L’opinion publique mérite le respect, dans le sens où elle reflète la réaction majoritaire face à tel ou tel événement. Il est bon que l’homme politique soit conscient de cette tendance : il comprend par là qu’il devra expliquer d’autant plus une décision qu’elle s’éloigne des attentes de la majorité ; il le devra parce qu’une décision ne produit vraiment les effets escomptés que si elle est comprise et, si possible, acceptée, même par ceux qui la rejetaient a priori. En démocratie, les représentants du peuple sont désignés non pour suivre les louvoiements de l’opinion, mais pour garder la tête froide quand tout le monde s’échauffe. Que le Parlement « soit un phare qui ouvre la voie de l’ombre pour le pays », rappelait Robert Badinter à l’Assemblée française confrontée à l’abolition de la peine de mort, en 1981.

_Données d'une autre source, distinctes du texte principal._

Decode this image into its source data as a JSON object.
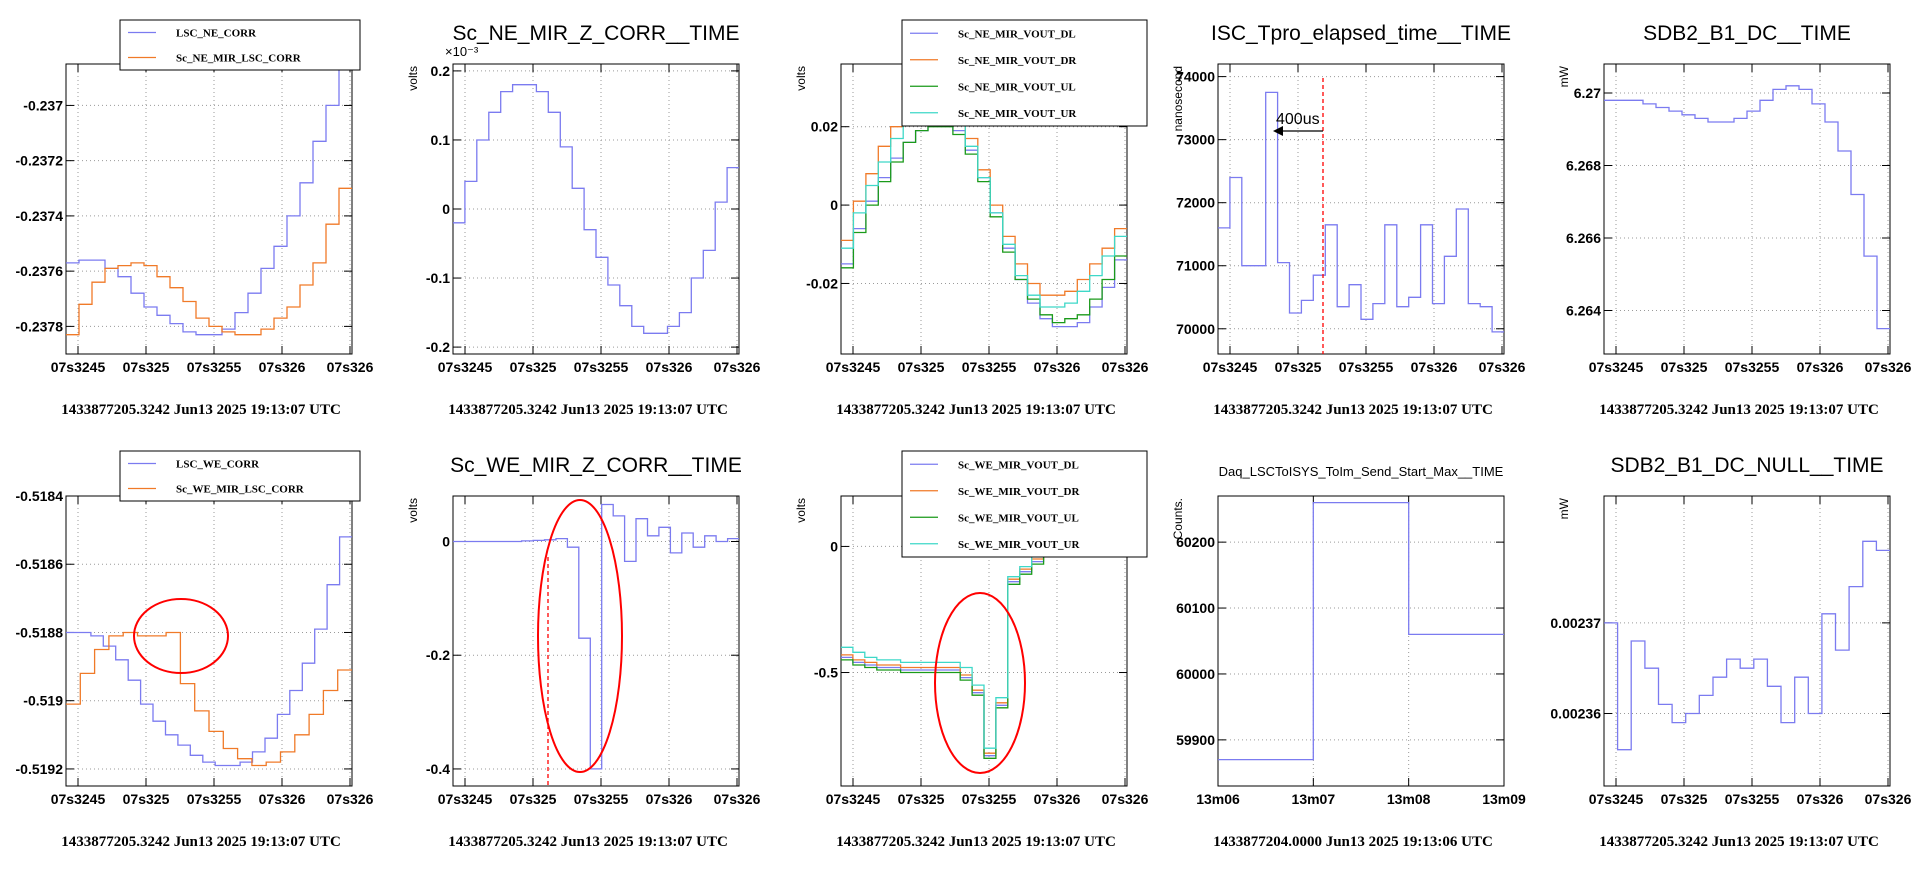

Quand l’opinion s’empare d’un fait important ou mineur – meurtre scandaleux, évasion de masse ou camion de jambons étalé sur l’autoroute –, il relève de sa nature qu’elle s’enflamme, s’emballe et, si plausible, s’indigne. À l’homme politique d’éviter le piège des déclarations et des solutions « à la petite semaine », à lui de prendre, avec tout le recul nécessaire, la juste mesure des faits, à lui de les intégrer, s’il y a lieu, dans la réflexion de fond permanente qui sous-tend toute politique bien menée et bien évaluée.

Publié comme « Carte blanche » dans Le Soir, le jeudi 21 décembre 2006.